Poetry News

New York Times Steps Into Ishion Hutchinson's House of Lords and Commons

Originally Published: November 29, 2016

William Logan of the New York Times writes that "Ishion Hutchinson’s darkly tinged yet exuberant new poems are the strongest to come out of the Caribbean in a generation." A Jamaican poet informed as much by the dissolution of his cultural heritage, as by the blossoming structures and imagery in Derek Walcott’s writings, Hutchinson's new collection expounds on the immigrant experience, for insiders and outsiders to its many nuances.

Haunted by his country’s fractured past, by memories of an upbringing starved of books, he escaped from history through literature. If his heart still lies in Jamaica, writers have given him a landscape beyond memory. His touchstone is the magnificent passage in Xenophon where the Greek mercenaries, having fought their way across the Persian Empire, come to the Black Sea, shouting “Thalatta! Thalatta!” (“The sea! The sea!”). The moment would brand any poet trying to find his way home.

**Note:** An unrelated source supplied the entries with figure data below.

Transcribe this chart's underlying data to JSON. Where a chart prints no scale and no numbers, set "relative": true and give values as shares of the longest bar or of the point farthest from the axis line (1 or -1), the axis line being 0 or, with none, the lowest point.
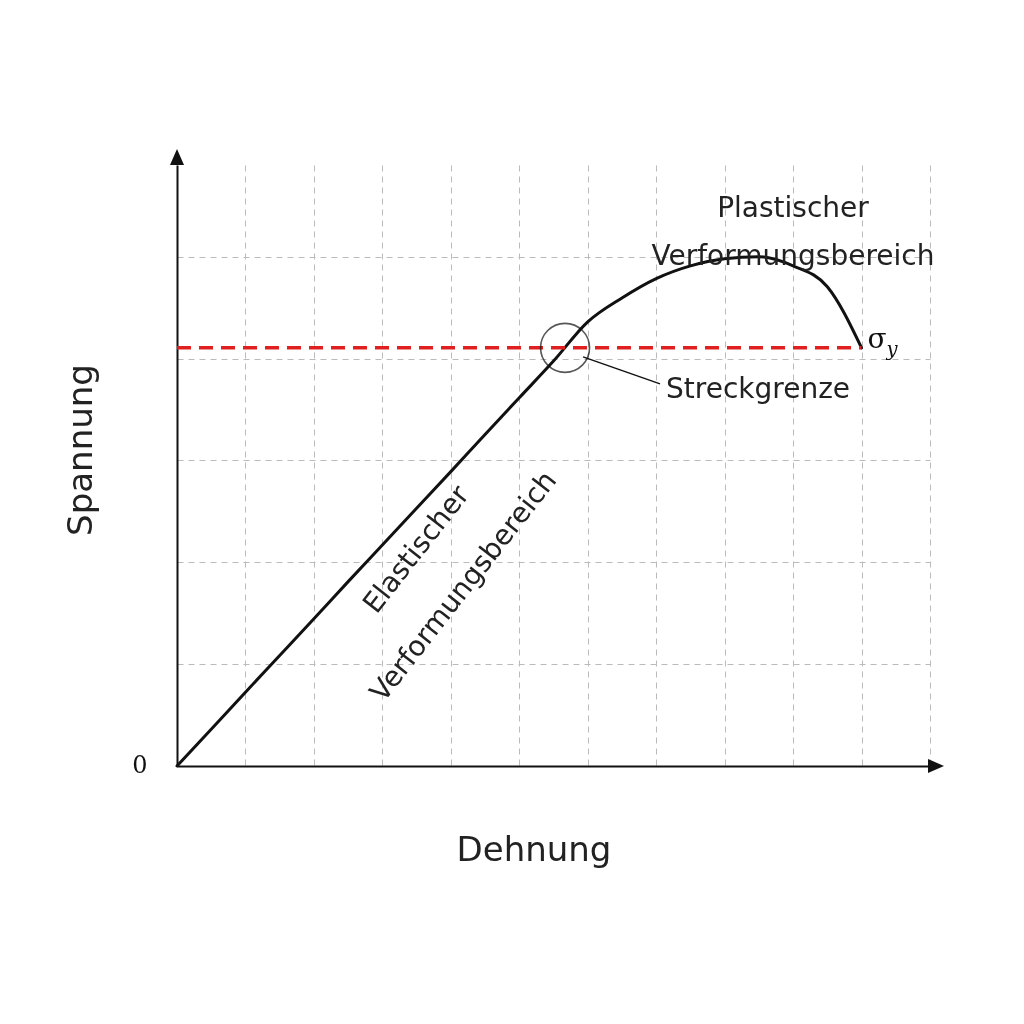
{
  "chart_data": {
    "type": "line",
    "relative": true,
    "xlabel": "Dehnung",
    "ylabel": "Spannung",
    "grid": true,
    "categories": [
      null,
      null,
      null,
      null,
      null,
      null,
      null,
      null,
      null,
      null,
      null,
      null,
      null,
      null,
      null,
      null,
      null,
      null,
      null,
      null,
      null,
      null,
      null
    ],
    "series": [
      {
        "color": "#111111",
        "values": [
          0,
          0.072,
          0.145,
          0.217,
          0.289,
          0.362,
          0.434,
          0.506,
          0.578,
          0.651,
          0.723,
          0.795,
          0.872,
          0.919,
          0.957,
          0.982,
          0.996,
          1,
          0.982,
          0.941,
          0.821,
          null,
          null
        ]
      }
    ],
    "ref_lines": [
      {
        "axis": "y",
        "value": 0.821,
        "label": "σ$_{y}$",
        "color": "#e02020",
        "line_style": "dashed"
      }
    ],
    "annotations": [
      "Plastischer Verformungsbereich",
      "Elastischer Verformungsbereich",
      "Streckgrenze",
      "0"
    ]
  }
}
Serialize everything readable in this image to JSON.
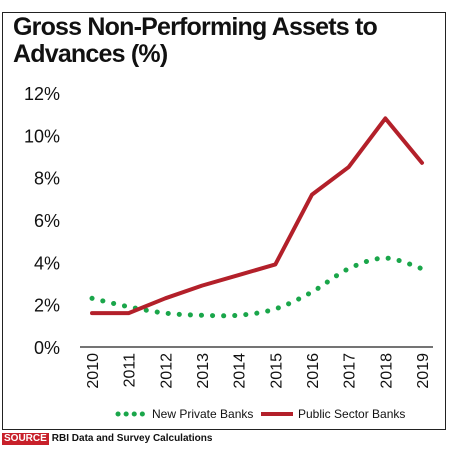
{
  "chart_data": {
    "type": "line",
    "title": "Gross Non-Performing Assets to Advances (%)",
    "xlabel": "",
    "ylabel": "",
    "x": [
      "2010",
      "2011",
      "2012",
      "2013",
      "2014",
      "2015",
      "2016",
      "2017",
      "2018",
      "2019"
    ],
    "ylim": [
      0,
      12
    ],
    "y_ticks": [
      "0%",
      "2%",
      "4%",
      "6%",
      "8%",
      "10%",
      "12%"
    ],
    "grid": false,
    "legend_position": "bottom",
    "series": [
      {
        "name": "New Private Banks",
        "style": "dotted",
        "color": "#1aa64a",
        "values": [
          2.3,
          1.9,
          1.6,
          1.5,
          1.5,
          1.8,
          2.6,
          3.7,
          4.2,
          3.7
        ]
      },
      {
        "name": "Public Sector Banks",
        "style": "solid",
        "color": "#b3202a",
        "values": [
          1.6,
          1.6,
          2.3,
          2.9,
          3.4,
          3.9,
          7.2,
          8.5,
          10.8,
          8.7
        ]
      }
    ]
  },
  "source": {
    "tag": "SOURCE",
    "text": "RBI Data and Survey Calculations"
  },
  "colors": {
    "source_tag": "#c8202a"
  }
}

If this resembles Derek Walcott’s poetry, the heavy influence is lightly worn. The saturated descriptions of island flora, the pen portraits (as they once were called) of local characters, the stranger-in-a-strange-land displacement, the visceral love of Europe and the classics — all these make “House of Lords and Commons” indebted to the poet who for half a century has cast a long shadow over Caribbean literature. Hutchinson’s elegant, rough-edged poems have wrestled with influence without being overwhelmed.